Il disorientamento cresce tra gli azzurri, perché l'accordo con Matteo Salvini ancora non c'è e anche la prospettiva di andare al voto in autunno non sembra più così chiara, dopo l'ultimo colpo di scena del Capitano in Senato.
Proprio a Palazzo Madama i parlamentari di Forza Italia si trovano più sottoposti a pressioni opposte. Perché ora più che mai emergono le due anime del partito, quella filoleghista e quella moderata, l'una affascinata dall'idea di resuscitare il centrodestra e tornare al governo con Salvini premier, l'altra corteggiata dai renziani, che arrivano a promettere ministeri e sottosegretariati in un possibile esecutivo Pd-M5S.
Da Silvio Berlusconi non è venuta una parola definitiva, visto che è saltato l'incontro determinante con Salvini a Palazzo Grazioli, per avere le garanzie necessarie prima di appoggiare la sua linea e ora si attende nell'incertezza la data del 20 agosto, per capire se davvero l'esecutivo gialloverde è arrivato al capolinea con il voto di sfiducia e che ruolo si prepara per Fi. Da una parte lavorano i «pontieri» pro-Lega, in testa Niccolò Ghedini e Lucia Ronzulli e dall'altra tengono aperte porte alternative verso il centrosinistra i più scettici verso Salvini, da Gianni Letta a Mara Carfagna.
La linea ufficiale è che, comunque, i due leader si sono accordati telefonicamente e che è stata accantonata anche la proposta del listone unico, dove sarebbero annegati simbolo e storia del partito fondato 25 anni fa dal Cavaliere, sotto lo slogan «Salvini premier», così come quella di far spazio nella coalizione al movimento in erba di Giovanni Toti. Ma in tanti temono che, in realtà, in quelle telefonate si sia detto ben poco e si sia solo rinviato il chiarimento politico con Salvini. Uno dei questi è Renato Brunetta, che a Palazzo Grazioli c'era, e ora dice: «Lavoriamo per un centrodestra unito, plurale e pro-Europa, non per un governo populista e sovranista».
Ieri, con il leader leghista a Genova per le cerimonie a un anno dal crollo del ponte Morandi, che incontra il governatore della Liguria, totiani come il laziale Adriano Palozzi parlavano sui social di un accordo per non tener fuori dalla coalizione il movimento Cambiamo.

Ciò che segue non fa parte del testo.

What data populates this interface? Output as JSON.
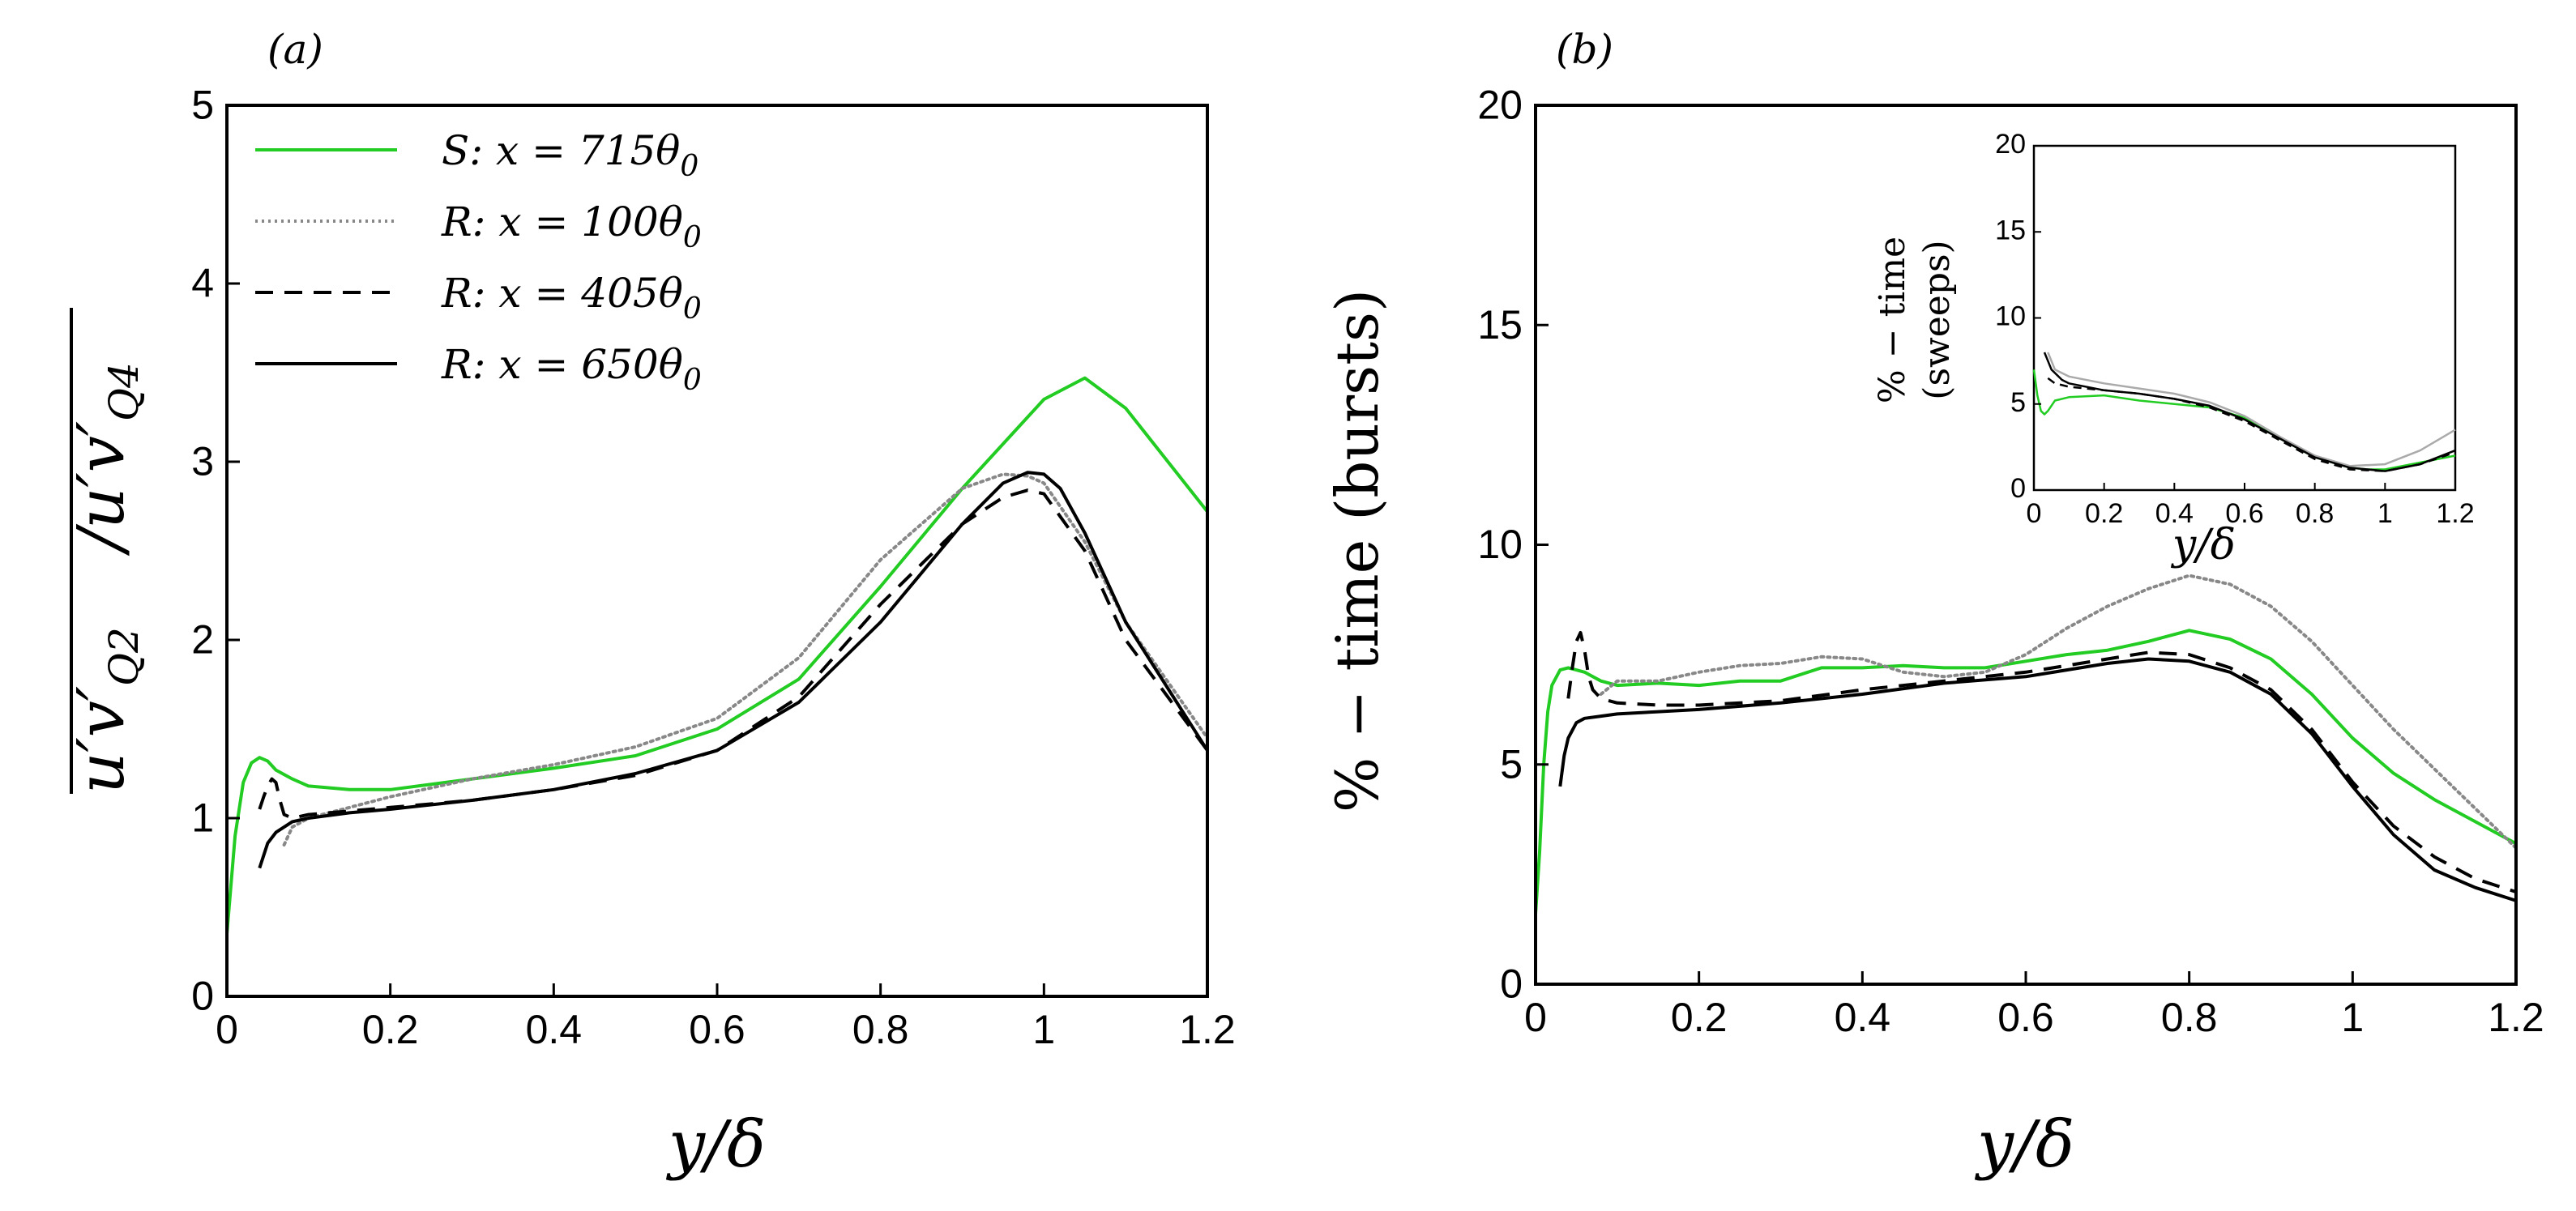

Uno scenario che potrebbe concretizzarsi solo se l'accordo di Salvini con Fi saltasse.
I timori degli azzurri moderati, soprattutto quelli che in questi mesi si sono esposti contro la spregiudicata politica del Capitano, nascono dalla possibilità che il leghista forte degli ultimi sondaggi voglia farla da padrone nell'alleanza, dettando la linea e anche mettendo bocca su liste azzurre politiche e regionali dove entrerebbero solo candidati di Fi di sicura fede salviniana. Preoccupazioni che riguardano anche la posizione antieuropeista del Capitano, ben diversa da quella di una Fi radicata nel Ppe, che ha come vicepresidente Antonio Tajani, come si è visto all'elezione della presidenza della presidente della Commissione, Ursula Von der Leyen. In agitazione sono anche gli azzurri del Sud, a incominciare dal coordinatore siciliano, Gianfranco Miccichè, decisi a far pesare il fatto che da Roma in giù la Lega ha bisogno dei voti di Fi, alle regionali come alle politiche.
Solo preoccupazioni personali per la poltrona e protagonismi interni, minimizzano gli altri, che insistono nell'assicurare che il patto è
molto vicino e Fi tornerà così centrale sulla scena politica. Chi dorme sonni tranquilli è certo la leader di FdI Giorgia Meloni, che il suo accordo sovranista con Salvini l'ha già in tasca e non rischia di finire in un listone.